Even with the best collaboration and innovation, how we measure success needs an update if the goal is to maximize impact alongside profit. And that requires a move from short term wins to long term sustainability. As Amy Jadesimi pointed out from the stage, we’ve allowed the industry to drift dangerously away from what “long term” used to mean in the 70s and 80s. Corporate trailblazers—like Paul Polman of Unilever—continue to urge businesses to rethink how they measure success and with what frequency. But many agree that to do this, we need to first educate those calling the shots, and that extends beyond the C-Suite. Shareholders need to be informed of the value of sustainable thinking and long-term planning. They need to be encouraged to use their voice and to exercise their votes in alignment with what they believe to be fundamental to the success of a company long-term. Financial managers need to be at the helm of product innovation, exploring new mechanisms that leverage both social and financial returns. Stakeholders—every entity or individual affected by a businesses’ core activity—must be engaged holistically. Even across private assets, there’s a role for Limited Partners to play with General Partners and fund managers to actively demand that they work with their portfolio companies to think beyond just the bottom line—for financial and social benefits.
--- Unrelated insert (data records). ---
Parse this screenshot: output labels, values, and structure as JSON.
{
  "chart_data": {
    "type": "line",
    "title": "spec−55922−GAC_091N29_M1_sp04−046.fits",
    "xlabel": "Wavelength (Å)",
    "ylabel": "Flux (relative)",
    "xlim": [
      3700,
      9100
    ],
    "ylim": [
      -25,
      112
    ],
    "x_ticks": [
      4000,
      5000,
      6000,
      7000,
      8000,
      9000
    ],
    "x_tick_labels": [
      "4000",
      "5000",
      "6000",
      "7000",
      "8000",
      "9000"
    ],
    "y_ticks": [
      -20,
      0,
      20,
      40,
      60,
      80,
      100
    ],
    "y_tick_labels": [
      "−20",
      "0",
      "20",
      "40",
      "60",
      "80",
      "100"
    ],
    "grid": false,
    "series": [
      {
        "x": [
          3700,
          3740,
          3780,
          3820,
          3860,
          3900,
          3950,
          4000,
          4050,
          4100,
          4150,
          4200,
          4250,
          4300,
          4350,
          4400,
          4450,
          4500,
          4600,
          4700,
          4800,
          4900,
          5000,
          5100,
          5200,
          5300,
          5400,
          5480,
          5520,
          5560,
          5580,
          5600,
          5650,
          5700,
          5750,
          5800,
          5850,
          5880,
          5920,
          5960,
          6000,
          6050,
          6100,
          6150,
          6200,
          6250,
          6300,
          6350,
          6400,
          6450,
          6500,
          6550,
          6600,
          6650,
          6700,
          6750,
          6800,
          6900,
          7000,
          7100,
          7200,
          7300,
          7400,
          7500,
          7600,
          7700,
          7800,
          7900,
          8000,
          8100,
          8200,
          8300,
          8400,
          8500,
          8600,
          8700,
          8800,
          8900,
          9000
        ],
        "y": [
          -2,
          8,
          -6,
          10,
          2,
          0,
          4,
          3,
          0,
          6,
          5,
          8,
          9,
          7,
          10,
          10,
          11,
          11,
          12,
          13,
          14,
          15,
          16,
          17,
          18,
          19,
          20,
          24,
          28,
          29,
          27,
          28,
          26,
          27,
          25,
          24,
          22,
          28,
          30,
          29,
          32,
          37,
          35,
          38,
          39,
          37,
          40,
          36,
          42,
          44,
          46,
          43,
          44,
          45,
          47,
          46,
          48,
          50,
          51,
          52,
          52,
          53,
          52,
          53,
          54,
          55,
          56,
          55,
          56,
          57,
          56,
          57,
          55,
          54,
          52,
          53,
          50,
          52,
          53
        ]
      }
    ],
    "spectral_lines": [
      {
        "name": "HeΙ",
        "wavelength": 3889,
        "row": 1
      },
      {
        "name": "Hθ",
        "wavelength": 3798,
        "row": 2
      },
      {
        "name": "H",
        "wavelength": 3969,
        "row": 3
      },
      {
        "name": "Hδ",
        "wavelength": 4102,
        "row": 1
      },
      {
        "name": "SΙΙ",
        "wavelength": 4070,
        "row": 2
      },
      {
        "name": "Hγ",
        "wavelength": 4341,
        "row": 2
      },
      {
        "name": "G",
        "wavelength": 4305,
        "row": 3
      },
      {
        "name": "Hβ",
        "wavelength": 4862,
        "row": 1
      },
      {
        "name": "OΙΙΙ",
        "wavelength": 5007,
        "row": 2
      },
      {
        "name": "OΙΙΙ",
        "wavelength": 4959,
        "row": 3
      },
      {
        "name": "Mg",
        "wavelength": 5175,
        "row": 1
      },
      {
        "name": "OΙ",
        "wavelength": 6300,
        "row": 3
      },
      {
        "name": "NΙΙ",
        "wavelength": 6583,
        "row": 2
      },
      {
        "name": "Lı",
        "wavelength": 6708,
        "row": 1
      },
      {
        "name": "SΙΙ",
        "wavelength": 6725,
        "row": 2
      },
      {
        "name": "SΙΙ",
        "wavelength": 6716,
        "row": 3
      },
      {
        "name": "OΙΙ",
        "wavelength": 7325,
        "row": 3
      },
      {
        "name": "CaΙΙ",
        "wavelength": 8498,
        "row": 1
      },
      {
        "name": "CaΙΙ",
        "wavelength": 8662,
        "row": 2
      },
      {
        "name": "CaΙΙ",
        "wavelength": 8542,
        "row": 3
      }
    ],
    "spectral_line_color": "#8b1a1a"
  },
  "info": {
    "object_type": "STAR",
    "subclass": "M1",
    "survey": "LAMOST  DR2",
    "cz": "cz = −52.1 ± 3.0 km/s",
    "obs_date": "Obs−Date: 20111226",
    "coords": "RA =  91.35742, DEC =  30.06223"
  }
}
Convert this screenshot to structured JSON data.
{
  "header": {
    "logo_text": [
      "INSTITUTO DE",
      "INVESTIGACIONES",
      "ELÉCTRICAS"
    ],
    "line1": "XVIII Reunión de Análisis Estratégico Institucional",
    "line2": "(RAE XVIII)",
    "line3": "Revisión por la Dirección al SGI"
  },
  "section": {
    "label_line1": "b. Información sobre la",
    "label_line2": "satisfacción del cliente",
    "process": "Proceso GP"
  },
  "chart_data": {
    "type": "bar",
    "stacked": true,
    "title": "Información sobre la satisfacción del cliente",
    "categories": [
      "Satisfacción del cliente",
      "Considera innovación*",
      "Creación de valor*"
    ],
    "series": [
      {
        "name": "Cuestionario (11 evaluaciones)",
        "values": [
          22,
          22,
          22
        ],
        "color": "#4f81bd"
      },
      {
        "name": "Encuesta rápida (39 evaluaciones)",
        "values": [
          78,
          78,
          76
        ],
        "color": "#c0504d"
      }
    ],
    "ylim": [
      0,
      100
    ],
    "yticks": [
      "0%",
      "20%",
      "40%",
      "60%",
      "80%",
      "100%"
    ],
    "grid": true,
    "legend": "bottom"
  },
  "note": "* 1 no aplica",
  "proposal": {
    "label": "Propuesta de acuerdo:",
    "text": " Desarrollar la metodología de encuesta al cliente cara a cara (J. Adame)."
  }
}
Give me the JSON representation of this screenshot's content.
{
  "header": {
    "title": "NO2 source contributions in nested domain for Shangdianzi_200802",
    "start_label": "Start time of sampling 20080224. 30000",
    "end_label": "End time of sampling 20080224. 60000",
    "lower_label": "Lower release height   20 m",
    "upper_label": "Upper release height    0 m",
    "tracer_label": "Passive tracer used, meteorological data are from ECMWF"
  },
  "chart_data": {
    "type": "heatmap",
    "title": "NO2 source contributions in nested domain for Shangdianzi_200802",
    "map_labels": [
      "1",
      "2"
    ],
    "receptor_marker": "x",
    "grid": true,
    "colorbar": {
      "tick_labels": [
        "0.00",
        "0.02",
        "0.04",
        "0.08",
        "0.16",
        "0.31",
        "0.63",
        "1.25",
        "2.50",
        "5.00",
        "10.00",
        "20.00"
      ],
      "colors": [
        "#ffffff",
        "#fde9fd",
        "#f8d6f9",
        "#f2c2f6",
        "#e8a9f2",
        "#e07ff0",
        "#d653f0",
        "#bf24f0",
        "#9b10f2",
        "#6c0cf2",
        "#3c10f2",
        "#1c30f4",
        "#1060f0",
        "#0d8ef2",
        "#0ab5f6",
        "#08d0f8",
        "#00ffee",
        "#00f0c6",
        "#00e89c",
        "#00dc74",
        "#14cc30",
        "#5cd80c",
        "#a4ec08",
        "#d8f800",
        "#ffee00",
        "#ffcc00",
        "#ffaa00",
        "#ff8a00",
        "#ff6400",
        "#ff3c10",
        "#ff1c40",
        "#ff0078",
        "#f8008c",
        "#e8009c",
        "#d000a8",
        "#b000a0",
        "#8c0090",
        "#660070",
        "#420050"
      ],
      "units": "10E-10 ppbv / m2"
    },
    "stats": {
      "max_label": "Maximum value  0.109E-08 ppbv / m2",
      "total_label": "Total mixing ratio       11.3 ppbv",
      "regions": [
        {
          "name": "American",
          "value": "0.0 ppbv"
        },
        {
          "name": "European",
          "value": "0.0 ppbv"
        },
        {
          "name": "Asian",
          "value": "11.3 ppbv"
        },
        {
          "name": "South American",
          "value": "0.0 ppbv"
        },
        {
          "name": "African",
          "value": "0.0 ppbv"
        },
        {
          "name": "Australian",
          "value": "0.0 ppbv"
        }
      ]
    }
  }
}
Achieving the SDGs are more of a reality today than ever before. They are integral to the well-being of hundreds of millions of people around the world. Some corporations are ready to move to fulfill this mandate, while others are waiting to be inspired. If we can use the framework of the SDGs to usher in this new way of thinking, acting and partnering—with the private sector as an integral and active participant—we may truly have an opportunity to massively reduce global poverty.